Hart, who in 2019, was the highest-paid stand-up comedian, making $59 million, according to Forbes, said in the 2018 “Make It” interview that he bought “any and every vintage jersey that was a representation of a great athlete.”
Some of the jerseys bought by Hart, whose net worth today is estimated to be $200 million, were worn by Julius Erving, Reggie White, Randall Cunningham, Magic Johnson and Larry Bird.
Before he was a box-office-breaking comedian, Hart took on his first big gig in the film “Soul Plane.” When he received his salary from the film, Hart’s fascination for watches and jerseys got the best of him, Bravo reported. The actor had no idea where his money was going prior to reviewing his shopping spree expenditures.
“It felt great until I looked at that bank account and realized that I didn’t have money, and said to myself, ‘Where did my money go?’ ” Hart said. “And looked at a closet full of jerseys and said, ‘Uh-oh. That’s not good.’ ”
Hart did not say how much he spent on his jerseys, but he described his decisions as being “stupid plus stupid.”
“If I had to put a number on it, I would say it was stupid plus stupid, which equals stupid, okay?
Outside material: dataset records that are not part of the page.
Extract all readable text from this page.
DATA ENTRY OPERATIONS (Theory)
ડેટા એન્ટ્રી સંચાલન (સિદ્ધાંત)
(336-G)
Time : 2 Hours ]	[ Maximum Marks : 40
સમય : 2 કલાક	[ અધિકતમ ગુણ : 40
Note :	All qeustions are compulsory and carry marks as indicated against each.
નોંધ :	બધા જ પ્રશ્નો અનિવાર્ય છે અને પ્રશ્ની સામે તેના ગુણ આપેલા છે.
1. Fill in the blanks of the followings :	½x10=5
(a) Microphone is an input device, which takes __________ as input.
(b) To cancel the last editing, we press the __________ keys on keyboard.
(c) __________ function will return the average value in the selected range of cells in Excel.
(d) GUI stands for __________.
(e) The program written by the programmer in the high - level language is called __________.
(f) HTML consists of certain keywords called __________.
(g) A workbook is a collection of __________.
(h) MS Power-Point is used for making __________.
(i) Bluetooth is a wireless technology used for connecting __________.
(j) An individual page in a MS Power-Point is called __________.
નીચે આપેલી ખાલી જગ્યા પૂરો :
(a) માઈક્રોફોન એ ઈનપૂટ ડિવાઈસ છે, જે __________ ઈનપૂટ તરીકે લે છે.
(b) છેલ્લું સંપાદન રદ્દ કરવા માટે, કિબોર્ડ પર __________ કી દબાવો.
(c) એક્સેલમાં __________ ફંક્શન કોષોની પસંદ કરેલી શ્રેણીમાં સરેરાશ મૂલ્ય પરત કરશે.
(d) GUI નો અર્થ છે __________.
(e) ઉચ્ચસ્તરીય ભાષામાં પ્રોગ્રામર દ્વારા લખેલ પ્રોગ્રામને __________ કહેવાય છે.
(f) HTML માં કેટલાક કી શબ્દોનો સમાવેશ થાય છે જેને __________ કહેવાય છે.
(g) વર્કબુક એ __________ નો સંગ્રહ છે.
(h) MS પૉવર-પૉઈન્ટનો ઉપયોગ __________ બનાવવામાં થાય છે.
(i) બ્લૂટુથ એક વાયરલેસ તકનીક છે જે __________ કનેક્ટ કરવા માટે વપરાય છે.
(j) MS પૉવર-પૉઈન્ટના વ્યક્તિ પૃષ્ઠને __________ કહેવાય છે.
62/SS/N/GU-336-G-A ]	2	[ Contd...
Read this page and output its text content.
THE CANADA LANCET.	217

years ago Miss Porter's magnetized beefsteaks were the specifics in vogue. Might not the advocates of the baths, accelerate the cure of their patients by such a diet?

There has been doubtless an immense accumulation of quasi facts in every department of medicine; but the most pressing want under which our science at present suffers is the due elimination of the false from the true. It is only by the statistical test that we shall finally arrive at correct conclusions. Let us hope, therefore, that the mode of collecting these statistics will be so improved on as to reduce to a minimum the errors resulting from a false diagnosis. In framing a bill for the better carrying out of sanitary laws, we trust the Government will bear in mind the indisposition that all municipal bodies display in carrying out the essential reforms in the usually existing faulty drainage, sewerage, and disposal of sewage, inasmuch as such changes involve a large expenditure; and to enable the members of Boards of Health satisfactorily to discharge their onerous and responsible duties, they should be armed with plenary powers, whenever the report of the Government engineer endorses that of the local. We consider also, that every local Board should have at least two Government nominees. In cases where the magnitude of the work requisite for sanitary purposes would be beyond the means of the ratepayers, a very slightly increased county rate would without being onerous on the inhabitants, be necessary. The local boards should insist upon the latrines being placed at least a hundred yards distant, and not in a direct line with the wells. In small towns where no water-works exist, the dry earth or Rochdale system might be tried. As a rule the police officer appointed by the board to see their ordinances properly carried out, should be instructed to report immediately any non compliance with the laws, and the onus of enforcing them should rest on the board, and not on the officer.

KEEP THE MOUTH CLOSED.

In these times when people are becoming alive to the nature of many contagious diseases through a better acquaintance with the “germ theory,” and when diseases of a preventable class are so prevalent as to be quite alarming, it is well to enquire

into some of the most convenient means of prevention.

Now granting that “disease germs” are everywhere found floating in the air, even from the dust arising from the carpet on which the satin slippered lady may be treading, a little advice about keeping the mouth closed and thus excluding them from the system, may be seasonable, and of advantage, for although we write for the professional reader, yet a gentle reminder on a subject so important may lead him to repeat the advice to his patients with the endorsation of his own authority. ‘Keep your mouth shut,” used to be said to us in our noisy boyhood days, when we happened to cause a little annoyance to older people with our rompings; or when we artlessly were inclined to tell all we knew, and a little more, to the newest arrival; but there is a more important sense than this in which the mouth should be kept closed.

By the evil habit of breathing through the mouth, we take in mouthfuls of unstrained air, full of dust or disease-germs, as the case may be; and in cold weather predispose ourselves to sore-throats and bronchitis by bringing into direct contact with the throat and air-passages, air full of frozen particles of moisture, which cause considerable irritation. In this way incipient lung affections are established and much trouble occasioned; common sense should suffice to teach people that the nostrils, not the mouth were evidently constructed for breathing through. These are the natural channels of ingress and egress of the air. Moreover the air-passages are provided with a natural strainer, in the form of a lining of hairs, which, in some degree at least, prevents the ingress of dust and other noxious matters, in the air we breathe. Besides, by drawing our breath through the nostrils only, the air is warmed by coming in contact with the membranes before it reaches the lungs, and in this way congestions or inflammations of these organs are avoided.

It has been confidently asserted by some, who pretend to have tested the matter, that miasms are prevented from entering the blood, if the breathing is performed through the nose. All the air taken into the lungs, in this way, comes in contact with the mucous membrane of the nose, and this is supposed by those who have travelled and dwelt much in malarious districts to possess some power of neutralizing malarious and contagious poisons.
I don’t even feel comfortable talking about it,” Hart said.
Hart admitted his knowledge of money management was nonexistent.
“In my defense, so many people don’t understand the value of money until they have it, and then no longer have it,” Hart shared. “So when you have it and lose it, you understand the value of it and its importance.”
Hart said understanding money management was a learning proceed. “And that’s something I’ve realized as I got older,” Hart added. “To these younger generations, people just need to talk to them about money, so they don’t make those stupid mistakes and they can prepare for the future.”